In pratica se le cellule percepiscono che c’è meno cibo, inibiscono la proliferazione e crescono più lentamente, si attivano una serie di geni proposti all’autofagia, dunque, ripuliscono se stesse eliminando gli organelli disfunzionali e riparando il DNA. E’ stato dimostrato che nella fase di digiuno le cellule duplicano i propri mitocondri, le loro centrali energetiche.
In pratica avere un po’ di fame fa bene; tra l’altro, la grelina, ormone prodotto dallo stomaco che stimolando neuroni ipotalamici è responsabile del sensazione di fame, è anche un potente inibitore dell’infiammazione.

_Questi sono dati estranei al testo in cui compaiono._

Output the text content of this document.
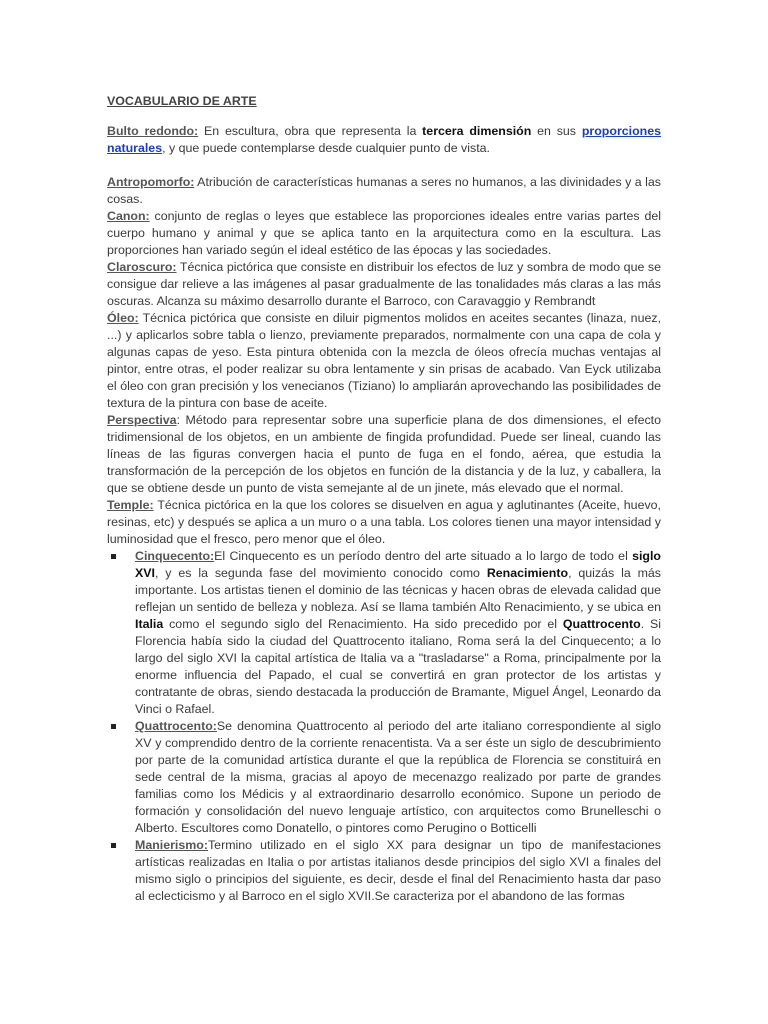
VOCABULARIO DE ARTE

Bulto redondo: En escultura, obra que representa la tercera dimensión en sus proporciones naturales, y que puede contemplarse desde cualquier punto de vista.

Antropomorfo: Atribución de características humanas a seres no humanos, a las divinidades y a las cosas.

Canon: conjunto de reglas o leyes que establece las proporciones ideales entre varias partes del cuerpo humano y animal y que se aplica tanto en la arquitectura como en la escultura. Las proporciones han variado según el ideal estético de las épocas y las sociedades.

Claroscuro: Técnica pictórica que consiste en distribuir los efectos de luz y sombra de modo que se consigue dar relieve a las imágenes al pasar gradualmente de las tonalidades más claras a las más oscuras. Alcanza su máximo desarrollo durante el Barroco, con Caravaggio y Rembrandt

Óleo: Técnica pictórica que consiste en diluir pigmentos molidos en aceites secantes (linaza, nuez, ...) y aplicarlos sobre tabla o lienzo, previamente preparados, normalmente con una capa de cola y algunas capas de yeso. Esta pintura obtenida con la mezcla de óleos ofrecía muchas ventajas al pintor, entre otras, el poder realizar su obra lentamente y sin prisas de acabado. Van Eyck utilizaba el óleo con gran precisión y los venecianos (Tiziano) lo ampliarán aprovechando las posibilidades de textura de la pintura con base de aceite.

Perspectiva: Método para representar sobre una superficie plana de dos dimensiones, el efecto tridimensional de los objetos, en un ambiente de fingida profundidad. Puede ser lineal, cuando las líneas de las figuras convergen hacia el punto de fuga en el fondo, aérea, que estudia la transformación de la percepción de los objetos en función de la distancia y de la luz, y caballera, la que se obtiene desde un punto de vista semejante al de un jinete, más elevado que el normal.

Temple: Técnica pictórica en la que los colores se disuelven en agua y aglutinantes (Aceite, huevo, resinas, etc) y después se aplica a un muro o a una tabla. Los colores tienen una mayor intensidad y luminosidad que el fresco, pero menor que el óleo.

Cinquecento:El Cinquecento es un período dentro del arte situado a lo largo de todo el siglo XVI, y es la segunda fase del movimiento conocido como Renacimiento, quizás la más importante. Los artistas tienen el dominio de las técnicas y hacen obras de elevada calidad que reflejan un sentido de belleza y nobleza. Así se llama también Alto Renacimiento, y se ubica en Italia como el segundo siglo del Renacimiento. Ha sido precedido por el Quattrocento. Si Florencia había sido la ciudad del Quattrocento italiano, Roma será la del Cinquecento; a lo largo del siglo XVI la capital artística de Italia va a "trasladarse" a Roma, principalmente por la enorme influencia del Papado, el cual se convertirá en gran protector de los artistas y contratante de obras, siendo destacada la producción de Bramante, Miguel Ángel, Leonardo da Vinci o Rafael.
Quattrocento:Se denomina Quattrocento al periodo del arte italiano correspondiente al siglo XV y comprendido dentro de la corriente renacentista. Va a ser éste un siglo de descubrimiento por parte de la comunidad artística durante el que la república de Florencia se constituirá en sede central de la misma, gracias al apoyo de mecenazgo realizado por parte de grandes familias como los Médicis y al extraordinario desarrollo económico. Supone un periodo de formación y consolidación del nuevo lenguaje artístico, con arquitectos como Brunelleschi o Alberto. Escultores como Donatello, o pintores como Perugino o Botticelli
Manierismo:Termino utilizado en el siglo XX para designar un tipo de manifestaciones artísticas realizadas en Italia o por artistas italianos desde principios del siglo XVI a finales del mismo siglo o principios del siguiente, es decir, desde el final del Renacimiento hasta dar paso al eclecticismo y al Barroco en el siglo XVII.Se caracteriza por el abandono de las formas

La dieta mima digiuno in realtà è utile anche in alcune condizioni patologiche come sostegno a terapie farmacologiche; è di alcuni ricercatori italiani la scoperta che tale dieta può prolungare l’efficacia di farmaci come tamoxifene e fulvestrant usati per il carcinoma mammario, opponendosi alla farmaco resistenza e assicurando una regressione tumorale di lungo termine.
Per concludere una dieta ipocalorica a base di frutta e verdura in chiaro stile mediterraneo, limitando l’apporto dei grassi saturi, associata ad attività fisica giornaliera e prevedendo di saltare la cena o fare due giorni a settimana di restrizione calorica è la via da seguire per vivere più a lungo, biologicamente più giovani e protratti da patologie croniche come i tumori, le malattie renali, cardiovascolari, autoimmuni e cerebrali.
ESEMPI DI RESTRIONE CALORICA
CAPONATINA DI VERDURE
In una padella antiaderente mettere dell’acqua di basilico e la carota a dadini, dopo qualche minuto di cottura aggiungere una cipolla di Tropea, dopo altri tre minuti aggiungere i pezzetti di finocchio, poi la zucchina e peperoni, quindi il pomodoro e la passata, infine il peperoncino. A cottura ultimata aggiungere 2 cucchiaio di olio evo e le foglie di basilico.
Vellutata di cavolo rosso con 1 cucchiaio di olio evo, finocchi grigliati prezzemolo e 1 cucchiaio di olio evo, radicchio crudo all’aceto balsamico, cavolfiore romanesco cotto al vapore e condito con sale e limone, peperoni con passata di pomodoro, aglio e basilico.